De la géopolitique du climat à l'écologie de guerre
La guerre d’Ukraine a d’ores et déjà de profondes conséquences géopolitiques et géoéconomiques. Si l’enjeu immédiat semble territorial avec le Donbass, la place et le rôle de la Russie dans l’économie font l’objet d’anticipations contradictoires. Pour les uns, la Russie va sortir ruinée de ce conflit qui a entraîné des sanctions occidentales inédites par leur ampleur.
Pour les autres, elle pourrait accélérer une dédollarisation des échanges commerciaux en illustrant, pour de nombreux pays, les risques à détenir des réserves de change dans cette monnaie. C’est une perspective de moyen et de long termes car il n’existe pas, pour l’heure, de substitut au dollar comme monnaie de référence. Autrement dit, l’économie russe, même si elle présente des traits de résilience sous-estimés, va connaître une forte récession, susceptible de provoquer une mutation de son modèle.
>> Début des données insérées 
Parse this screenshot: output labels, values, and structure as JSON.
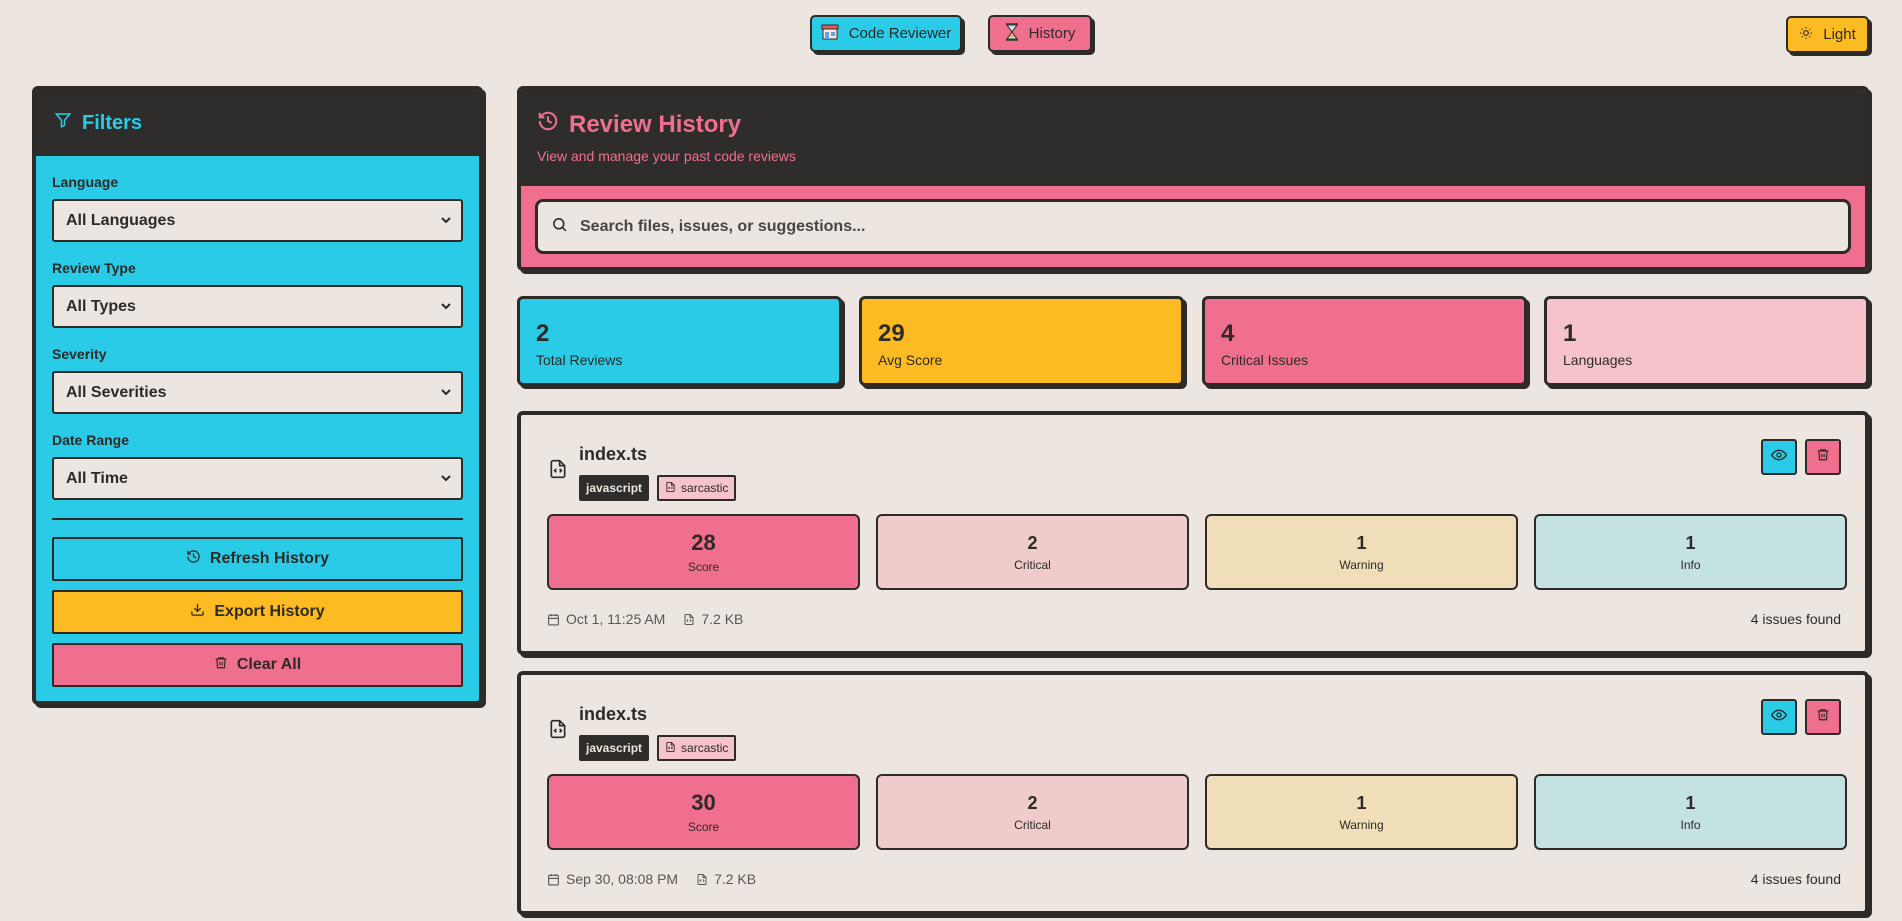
{
  "nav": {
    "code_reviewer_label": "Code Reviewer",
    "history_label": "History",
    "theme_label": "Light"
  },
  "filters": {
    "title": "Filters",
    "language_label": "Language",
    "language_value": "All Languages",
    "review_type_label": "Review Type",
    "review_type_value": "All Types",
    "severity_label": "Severity",
    "severity_value": "All Severities",
    "date_range_label": "Date Range",
    "date_range_value": "All Time",
    "refresh_label": "Refresh History",
    "export_label": "Export History",
    "clear_label": "Clear All"
  },
  "header": {
    "title": "Review History",
    "subtitle": "View and manage your past code reviews",
    "search_placeholder": "Search files, issues, or suggestions..."
  },
  "stats": [
    {
      "value": "2",
      "label": "Total Reviews"
    },
    {
      "value": "29",
      "label": "Avg Score"
    },
    {
      "value": "4",
      "label": "Critical Issues"
    },
    {
      "value": "1",
      "label": "Languages"
    }
  ],
  "reviews": [
    {
      "filename": "index.ts",
      "language": "javascript",
      "mode": "sarcastic",
      "score": "28",
      "score_label": "Score",
      "critical": "2",
      "critical_label": "Critical",
      "warning": "1",
      "warning_label": "Warning",
      "info": "1",
      "info_label": "Info",
      "date": "Oct 1, 11:25 AM",
      "size": "7.2 KB",
      "issues": "4 issues found"
    },
    {
      "filename": "index.ts",
      "language": "javascript",
      "mode": "sarcastic",
      "score": "30",
      "score_label": "Score",
      "critical": "2",
      "critical_label": "Critical",
      "warning": "1",
      "warning_label": "Warning",
      "info": "1",
      "info_label": "Info",
      "date": "Sep 30, 08:08 PM",
      "size": "7.2 KB",
      "issues": "4 issues found"
    }
  ],
  "colors": {
    "background": "#ede6e0",
    "cyan": "#29cbe6",
    "pink": "#f06f8f",
    "yellow": "#fcbb22",
    "light_pink": "#f7c3cb",
    "dark": "#2f2d2b"
  }
}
C’est dans le secteur énergétique qu’elle interviendra car la guerre est en train de mettre fin à la configuration géoéconomique mise en place au début des années 1980 : l’approvisionnement en pétrole et en gaz russes de l’Europe occidentale, à travers des contrats de long terme (pour le gaz).
À ce stade, on mesure mal le coût – forcément considérable – de cette rupture pour les deux parties, contraintes de réviser leurs engagements respectifs dans l’urgence. Pour les Russes, l’enjeu consiste à réorienter leurs flux vers des marchés en forte demande, comme la Chine et l’Inde, tout en cherchant à limiter leur marginalisation financière. Pour les Européens, il s’agit de priver la Russie des liquidités nécessaires au financement de son « opération militaire spéciale ». Il s’agit également de décarboner son industrie. Cet alignement d’objectifs de court et de moyen termes conduit des spécialistes d’écologie politique à établir un parallèle entre « économie de guerre » et « écologie de guerre »1. Cette expression reflète une évolution déjà bien identifiée : la subordination de leurs politiques climatiques respectives par la Chine et les États-Unis à leur rivalité stratégique. De manière différente, les Russie et l’Union européenne suivent la même pente, celle qui fait de l’environnement un enjeu direct et indirect de conflictualité.
Jusqu’à présent, la réflexion s’était surtout concentrée sur la géopolitique du climat avec le constat que les pays et les régions n’étaient égaux ni face aux causes, ni face aux conséquences du changement climatique, qui n’était plus perçu comme un problème environnemental, mais comme la résultante de mécanismes économiques et géopolitiques. La peur de « l’hiver nucléaire » qui a prévalu pendant la Guerre froide a été remplacée par celle de « l’effondrement » des systèmes politico-économiques sous l’effet des contraintes environnementales. Cela a conduit à s’intéresser aux enjeux d’habitabilité des territoires plutôt qu’aux résurgences de souveraineté actuellement à l’œuvre. Dans le prolongement de l’Accord de Paris (2015), la géopolitique du climat a souligné les inégalités entre pays et au sein des pays, accentuées par le réchauffement climatique, en liant les questions environnementale et sociale. Cela a abouti à une prise de conscience de la plupart des acteurs économiques qui conduit à repenser leurs modèles d’activités, en particulier en Europe.
L’« écologie de guerre » les concerne également dans la mesure où les entreprises sont tenues, par exemple, de respecter les sanctions décidées par les États. Ce sont ces derniers qui doivent désormais repenser leur action extérieure dans ce cadre. Outre la Chine, les États-Unis et l’Union européenne, qui structurent l’économie mondiale, deux pays jouent un rôle décisif dans cette « écologie de guerre » : la Russie et l’Arabie saoudite qui sont, avec les États-Unis, les principaux producteurs mondiaux de pétrole. Depuis 2016, ils coordonnent leurs volumes de production pour influer sur les prix du marché dans le cadre de l’Organisation des pays exportateurs de pétrole (Opep+). Dans les années 1980, les États-Unis avaient demandé aux Saoudiens d’inonder le marché de leur production pour faire baisser le prix du baril au détriment des revenus de l’Union soviétique, accélérant ainsi son affaissement économique. Avec un baril à plus de cent dollars, l’Arabie saoudite et la Russie misent encore sur les énergies fossiles pour les deux prochaines décennies, à rebours des pays européens qui entendent accélérer leur transition énergétique. Avec une différence fondamentale : à la différence des compagnies russes, la Saudi Aramco n’a jamais été l’objet de sanctions occidentales, susceptibles d’entraver ses investissements.